Harley-Davidson is turning a big section of its headquarters in Milwaukee into a public park for employees, for faithful riders and for nature-lovers alike. The storied motorcycle company, led by CEO Jochen Zeitz, says the new park will give the local community a much-needed “greenspace,” and will eventually be expanded with a “market street, contemplative garden, and nature playground.”
I’m having trouble processing the concept of Harley-Davidson — with its loud “Screamin’ Eagle” exhausts and historical image based on its burly big twin engines — with the concept of a peaceful, quiet park. But here we are: a little over one year away from the Harley-Davidson community park and garden, due to open in the summer of 2024.
The park won’t take over all 500,000 square feet of Harley HQ, but will turn “a central element” of the Juneau Avenue campus “into a civic and soulful green gathering space,” according to the company. The park will be centered around “The Hub,” a 272-foot wide amphitheater for motorcycles where riders use circular driveways to park their bikes, then sit to watch events.
The park surrounding this space will be sown with native plant species, and Harley plans to expand the park with a street for a farmer’s market or other local vendors. And since the company says the community is in need of even more “greenspace,” a garden and nature playground are in the works despite the project not having broken ground yet.
The Heatherwick Studio designed the park, and worked with the Harley-Davidson Foundation (which now owns the land) to draw up the plans. The studio is famous for designing Google’s new campus in Bay View and the Little Island in New York City, among others. Local companies will also pitch in to build the park, including Milwaukee architectural firm, HGA, and Near West Side supplier, Greenfire Management Services.
Harley-Davidson is turning 120 this year, and yet the old dog keeps proving it can learn new tricks. The park announcement comes months after Harley-Davidson said it planned to repurpose its Milwaukee HQ rather than reopen it, and demand that employees return to the office. The campus had closed at the onset of the global pandemic, and (like many major companies) employees kept working from home.

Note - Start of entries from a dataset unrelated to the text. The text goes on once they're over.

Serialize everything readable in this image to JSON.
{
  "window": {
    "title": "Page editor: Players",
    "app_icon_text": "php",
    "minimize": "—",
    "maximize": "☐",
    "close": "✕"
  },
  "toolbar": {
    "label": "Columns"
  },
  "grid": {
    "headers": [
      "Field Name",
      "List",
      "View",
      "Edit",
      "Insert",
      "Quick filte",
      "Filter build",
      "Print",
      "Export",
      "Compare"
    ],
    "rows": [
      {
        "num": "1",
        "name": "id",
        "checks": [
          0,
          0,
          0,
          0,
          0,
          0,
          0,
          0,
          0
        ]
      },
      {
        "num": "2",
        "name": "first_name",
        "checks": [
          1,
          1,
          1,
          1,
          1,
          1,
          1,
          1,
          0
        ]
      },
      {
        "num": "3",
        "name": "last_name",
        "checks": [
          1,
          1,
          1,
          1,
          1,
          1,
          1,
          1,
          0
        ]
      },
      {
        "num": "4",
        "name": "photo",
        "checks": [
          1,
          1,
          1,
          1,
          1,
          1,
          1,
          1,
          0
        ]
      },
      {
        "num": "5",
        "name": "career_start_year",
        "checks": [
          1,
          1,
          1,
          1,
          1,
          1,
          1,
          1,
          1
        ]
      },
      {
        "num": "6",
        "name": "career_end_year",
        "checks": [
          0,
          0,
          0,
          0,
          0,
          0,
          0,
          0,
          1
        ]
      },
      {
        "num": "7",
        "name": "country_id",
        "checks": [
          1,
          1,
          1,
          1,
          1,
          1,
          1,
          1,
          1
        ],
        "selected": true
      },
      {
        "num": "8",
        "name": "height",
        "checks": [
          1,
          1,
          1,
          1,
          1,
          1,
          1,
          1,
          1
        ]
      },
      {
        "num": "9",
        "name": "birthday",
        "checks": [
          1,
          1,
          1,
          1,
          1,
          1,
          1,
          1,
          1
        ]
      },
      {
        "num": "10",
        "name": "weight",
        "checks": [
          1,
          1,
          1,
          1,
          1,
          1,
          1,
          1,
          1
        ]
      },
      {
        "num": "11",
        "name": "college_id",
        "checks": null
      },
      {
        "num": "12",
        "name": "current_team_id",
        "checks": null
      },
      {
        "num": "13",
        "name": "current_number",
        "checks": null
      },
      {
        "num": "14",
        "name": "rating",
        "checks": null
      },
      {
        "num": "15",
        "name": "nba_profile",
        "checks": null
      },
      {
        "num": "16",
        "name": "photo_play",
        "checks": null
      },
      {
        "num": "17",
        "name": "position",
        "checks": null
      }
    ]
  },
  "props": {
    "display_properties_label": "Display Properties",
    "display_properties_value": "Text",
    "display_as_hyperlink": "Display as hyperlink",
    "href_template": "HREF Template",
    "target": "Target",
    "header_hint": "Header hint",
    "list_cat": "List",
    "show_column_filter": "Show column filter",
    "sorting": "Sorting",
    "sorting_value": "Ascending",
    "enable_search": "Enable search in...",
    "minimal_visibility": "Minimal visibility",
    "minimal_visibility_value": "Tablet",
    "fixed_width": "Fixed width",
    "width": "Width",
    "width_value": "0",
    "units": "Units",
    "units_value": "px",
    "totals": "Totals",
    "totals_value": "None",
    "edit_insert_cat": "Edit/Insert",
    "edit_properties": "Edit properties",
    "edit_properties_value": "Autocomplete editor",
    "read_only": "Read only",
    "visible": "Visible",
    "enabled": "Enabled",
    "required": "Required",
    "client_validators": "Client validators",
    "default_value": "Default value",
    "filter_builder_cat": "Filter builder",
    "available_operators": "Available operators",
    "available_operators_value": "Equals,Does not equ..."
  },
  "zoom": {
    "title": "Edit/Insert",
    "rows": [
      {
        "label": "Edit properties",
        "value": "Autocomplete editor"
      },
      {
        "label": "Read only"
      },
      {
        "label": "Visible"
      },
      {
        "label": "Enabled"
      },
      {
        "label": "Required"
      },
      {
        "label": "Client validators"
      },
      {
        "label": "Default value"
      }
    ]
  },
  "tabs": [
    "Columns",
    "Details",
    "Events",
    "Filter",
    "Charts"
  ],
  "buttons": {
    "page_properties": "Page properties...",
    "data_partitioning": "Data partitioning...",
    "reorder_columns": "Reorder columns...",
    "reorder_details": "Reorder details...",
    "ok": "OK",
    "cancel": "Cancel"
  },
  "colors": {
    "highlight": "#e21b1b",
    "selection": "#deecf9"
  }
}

Zeitz later said the campus would not fully reopen, and that the company would let employees work from home on an extended basis. Helping workers achieve the near-mythical work/life balance was part of the deal, but Zeitz explained the policy would help Harley attract and retain new talent, which the company will need as it embarks on the next phase with its EV brand, LiveWire. Now, the company is adding a neat park to its list of perks on top of its WFH policy.